President Biden announced the creation of the monument at the White House Conservation in Action Summit with tribal leaders on March 21, 2023, along with Castner Range National Monument. There was a delay of more than three months in designating the monument after President Biden said he would do so, in part due to difficulties in scheduling an event in Nevada to make the proclamation. Local reporters expected Biden to make the designation on a trip to Las Vegas on March 14, but plans changed when members of Congress were unable to attend. Part of President Biden's 30 by 30 conservation goals, Avi Kwa Ame was his largest act of land protection, surpassing Camp Hale—Continental Divide National Monument, until he designated Baaj Nwaavjo I'tah Kukveni – Ancestral Footprints of the Grand Canyon National Monument in August.
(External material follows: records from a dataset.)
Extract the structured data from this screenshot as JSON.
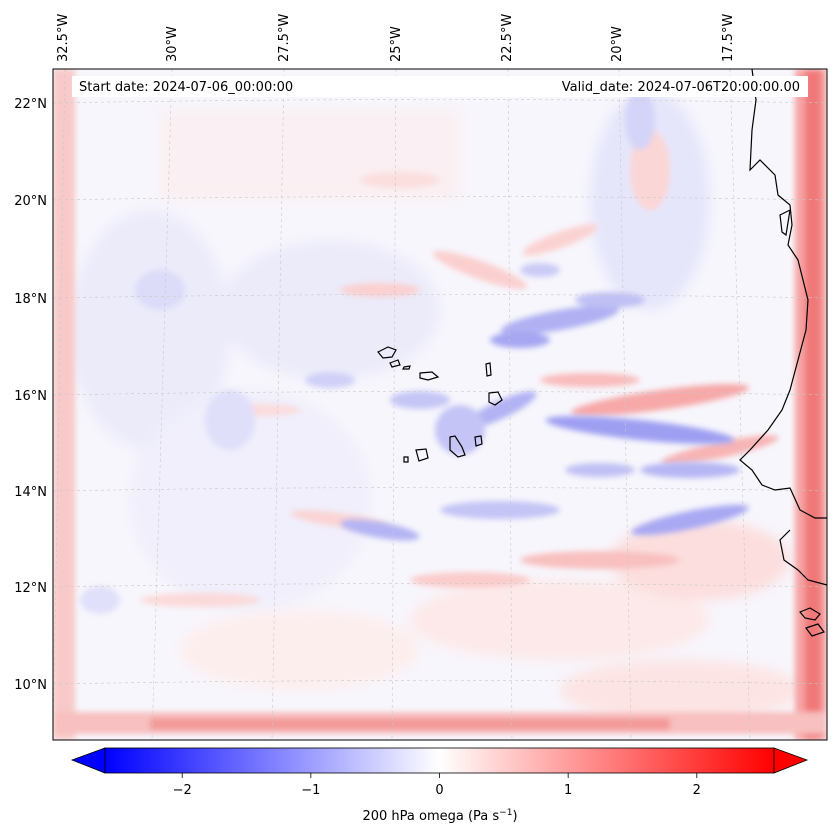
{
  "header": {
    "start_date": "Start date: 2024-07-06_00:00:00",
    "valid_date": "Valid_date: 2024-07-06T20:00:00.00"
  },
  "axes": {
    "lon_labels": [
      "32.5°W",
      "30°W",
      "27.5°W",
      "25°W",
      "22.5°W",
      "20°W",
      "17.5°W"
    ],
    "lat_labels": [
      "22°N",
      "20°N",
      "18°N",
      "16°N",
      "14°N",
      "12°N",
      "10°N"
    ]
  },
  "colorbar": {
    "ticks": [
      "−2",
      "−1",
      "0",
      "1",
      "2"
    ],
    "tick_values": [
      -2,
      -1,
      0,
      1,
      2
    ],
    "range": [
      -2.6,
      2.6
    ],
    "label_prefix": "200 hPa omega (Pa s",
    "label_exp": "−1",
    "label_suffix": ")",
    "low_color": "#0000ff",
    "mid_color": "#ffffff",
    "high_color": "#ff0000"
  },
  "map": {
    "field": "200 hPa omega",
    "coastline_color": "#000000"
  }
}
The final monument designation was slightly larger than the approximately 450000 acres proposed by advocates, as it also included three wilderness areas already protected within Lake Mead National Recreation Area, including Spirit Mountain itself.

The monument is managed by the Bureau of Land Management (BLM) and the National Park Service; it is not a unit of Park Service, as its portion overlaps Lake Mead National Recreation Area. Small areas are owned by the Bureau of Reclamation and will be transferred to the BLM.

In recognition of Indigenous influence on the area, the monument will have an advisory committee with a majority of members belonging to Tribal Nations, and the Tribal Nations will be involved in co-stewardship of the monument similar to the management of Bears Ears National Monument.